The mechanism by which viremia occurred in the absence of HBsAg is unclear, as none of the viral clones exhibited known vaccine-escape mutations. Furthermore, no diagnostic failure mutations were found in any of the viral clones from this patient, and dissociation of immune complexes led to only a small increase in free HBsAg. Even after dissociation, the clinical HBsAg assay was unable to detect HBsAg, suggesting sequestration of HBsAg in immune complexes does not account for the occult phenotype of this infection.
This case report has several potential limitations. First, it consists only of one patient and will need to be validated in a larger study population.
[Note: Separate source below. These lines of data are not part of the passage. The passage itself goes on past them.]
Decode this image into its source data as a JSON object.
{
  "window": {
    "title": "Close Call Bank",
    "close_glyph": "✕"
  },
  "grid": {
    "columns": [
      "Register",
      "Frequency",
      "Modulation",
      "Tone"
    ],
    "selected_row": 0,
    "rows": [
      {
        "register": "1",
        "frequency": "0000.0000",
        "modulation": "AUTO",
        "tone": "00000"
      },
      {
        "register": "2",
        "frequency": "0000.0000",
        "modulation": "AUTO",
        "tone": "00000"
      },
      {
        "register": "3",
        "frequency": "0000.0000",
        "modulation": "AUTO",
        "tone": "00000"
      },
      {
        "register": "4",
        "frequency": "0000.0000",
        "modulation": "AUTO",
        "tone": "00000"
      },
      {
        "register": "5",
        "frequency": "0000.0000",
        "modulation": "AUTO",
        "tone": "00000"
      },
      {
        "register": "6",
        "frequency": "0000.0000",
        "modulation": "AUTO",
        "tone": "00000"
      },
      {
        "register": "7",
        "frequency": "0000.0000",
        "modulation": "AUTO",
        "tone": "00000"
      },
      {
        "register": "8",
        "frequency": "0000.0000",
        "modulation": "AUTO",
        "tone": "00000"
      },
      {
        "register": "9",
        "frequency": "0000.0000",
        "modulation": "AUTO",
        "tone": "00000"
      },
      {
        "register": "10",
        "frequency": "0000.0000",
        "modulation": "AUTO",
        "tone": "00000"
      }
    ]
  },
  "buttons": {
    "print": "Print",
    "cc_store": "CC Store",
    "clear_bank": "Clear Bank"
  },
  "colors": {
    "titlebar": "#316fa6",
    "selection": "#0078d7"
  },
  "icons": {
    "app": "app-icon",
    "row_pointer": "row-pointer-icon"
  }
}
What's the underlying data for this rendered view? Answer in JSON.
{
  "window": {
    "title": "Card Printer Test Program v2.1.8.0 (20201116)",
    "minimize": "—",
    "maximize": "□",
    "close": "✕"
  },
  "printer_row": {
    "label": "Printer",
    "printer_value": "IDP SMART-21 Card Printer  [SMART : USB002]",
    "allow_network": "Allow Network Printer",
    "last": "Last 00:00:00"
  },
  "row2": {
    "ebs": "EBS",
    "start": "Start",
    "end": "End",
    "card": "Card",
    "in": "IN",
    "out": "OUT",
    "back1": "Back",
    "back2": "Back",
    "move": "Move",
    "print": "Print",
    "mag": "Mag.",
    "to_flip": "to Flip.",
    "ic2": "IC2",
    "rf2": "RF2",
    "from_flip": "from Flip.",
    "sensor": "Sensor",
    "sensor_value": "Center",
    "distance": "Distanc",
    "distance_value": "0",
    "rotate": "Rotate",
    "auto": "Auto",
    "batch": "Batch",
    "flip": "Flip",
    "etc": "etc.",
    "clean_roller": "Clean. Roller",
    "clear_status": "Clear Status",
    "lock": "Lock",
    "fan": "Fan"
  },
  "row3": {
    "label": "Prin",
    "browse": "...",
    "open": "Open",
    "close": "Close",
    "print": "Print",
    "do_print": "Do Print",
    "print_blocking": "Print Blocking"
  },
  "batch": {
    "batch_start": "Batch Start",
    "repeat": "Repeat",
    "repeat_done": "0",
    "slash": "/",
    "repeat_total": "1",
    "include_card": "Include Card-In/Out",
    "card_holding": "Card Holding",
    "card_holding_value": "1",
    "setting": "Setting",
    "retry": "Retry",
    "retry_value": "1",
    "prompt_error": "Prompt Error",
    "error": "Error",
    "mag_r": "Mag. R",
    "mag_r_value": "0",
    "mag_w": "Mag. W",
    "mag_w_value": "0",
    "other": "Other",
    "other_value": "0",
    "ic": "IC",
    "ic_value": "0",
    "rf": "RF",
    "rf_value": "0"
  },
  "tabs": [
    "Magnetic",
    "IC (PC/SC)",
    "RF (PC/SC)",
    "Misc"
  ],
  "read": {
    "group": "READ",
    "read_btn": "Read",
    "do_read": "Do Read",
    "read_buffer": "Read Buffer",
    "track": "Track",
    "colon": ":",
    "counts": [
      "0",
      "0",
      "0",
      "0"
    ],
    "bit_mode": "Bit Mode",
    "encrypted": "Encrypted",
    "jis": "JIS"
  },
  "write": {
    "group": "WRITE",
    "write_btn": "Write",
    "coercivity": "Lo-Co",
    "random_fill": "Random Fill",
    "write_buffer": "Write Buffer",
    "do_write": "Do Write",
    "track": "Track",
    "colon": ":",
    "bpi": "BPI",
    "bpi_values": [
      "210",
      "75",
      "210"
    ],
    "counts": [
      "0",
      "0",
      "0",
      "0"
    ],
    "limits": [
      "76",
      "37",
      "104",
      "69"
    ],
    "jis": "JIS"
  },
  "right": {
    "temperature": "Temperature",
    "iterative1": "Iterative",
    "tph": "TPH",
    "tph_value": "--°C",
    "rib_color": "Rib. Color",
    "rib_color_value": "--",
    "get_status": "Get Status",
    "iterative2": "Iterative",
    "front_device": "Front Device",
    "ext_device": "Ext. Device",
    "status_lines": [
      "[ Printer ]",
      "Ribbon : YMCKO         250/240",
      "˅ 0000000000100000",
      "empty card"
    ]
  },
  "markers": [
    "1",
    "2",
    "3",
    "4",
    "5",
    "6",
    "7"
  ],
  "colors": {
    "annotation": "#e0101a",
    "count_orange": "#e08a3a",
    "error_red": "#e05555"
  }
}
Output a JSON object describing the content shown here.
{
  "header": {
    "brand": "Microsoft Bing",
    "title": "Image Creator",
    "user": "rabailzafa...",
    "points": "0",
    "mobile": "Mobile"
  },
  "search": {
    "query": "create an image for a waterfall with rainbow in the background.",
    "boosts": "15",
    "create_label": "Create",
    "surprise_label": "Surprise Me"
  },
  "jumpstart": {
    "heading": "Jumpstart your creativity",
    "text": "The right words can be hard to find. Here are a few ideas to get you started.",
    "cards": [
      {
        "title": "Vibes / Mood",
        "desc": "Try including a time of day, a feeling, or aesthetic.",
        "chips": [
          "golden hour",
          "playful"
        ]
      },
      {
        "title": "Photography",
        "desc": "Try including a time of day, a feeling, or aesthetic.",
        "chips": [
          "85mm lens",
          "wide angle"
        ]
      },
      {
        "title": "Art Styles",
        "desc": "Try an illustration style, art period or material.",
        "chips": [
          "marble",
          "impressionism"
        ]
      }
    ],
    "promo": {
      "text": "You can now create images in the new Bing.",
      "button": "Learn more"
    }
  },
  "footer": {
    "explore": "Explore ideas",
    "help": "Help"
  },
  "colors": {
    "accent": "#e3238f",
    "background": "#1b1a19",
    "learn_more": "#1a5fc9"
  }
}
This case does, however, highlight the need for studies of the prevalence of occult HBV in individuals who were vaccinated as adults. Unfortunately, the patient was not tested for anti-HBc IgM until weeks after her presentation, so it is unclear whether the patient had recently acquired HBV. We are unable to exclude the possibility that the patient was infected before vaccination and had sustained viral replication at a very low level. This is unlikely, however, as the patient was previously both anti-HBc and anti-HBe negative, suggesting the only viral protein the patient was exposed to was HBsAg, indicating a history of vaccination. Given the limited number of viral clones that were sequenced, there is the potential that minor mutations that contribute to the observed phenotype were overlooked. While we have previously demonstrated that sequencing ten clones is adequate to capture much of the quasi species diversity in HBV infection (16), it is possible that minor mutations could exert a dominant negative effect over wild-type viruses with regard to HBsAg production.
In summary, here we report a case of resolving occult HBV following adult vaccination in an HCV-positive IDU. Previous studies have indicated that while HBs vaccination is effective at preventing chronic HBV infection, it may be less effective at preventing HBsAg-negative HBV infection. This case highlights the importance of carefully determining the HBV status of high-risk individuals, as vaccination history and the presence of anti-HBs may not be adequate to rule out HBV infection, even in the absence of HBsAg.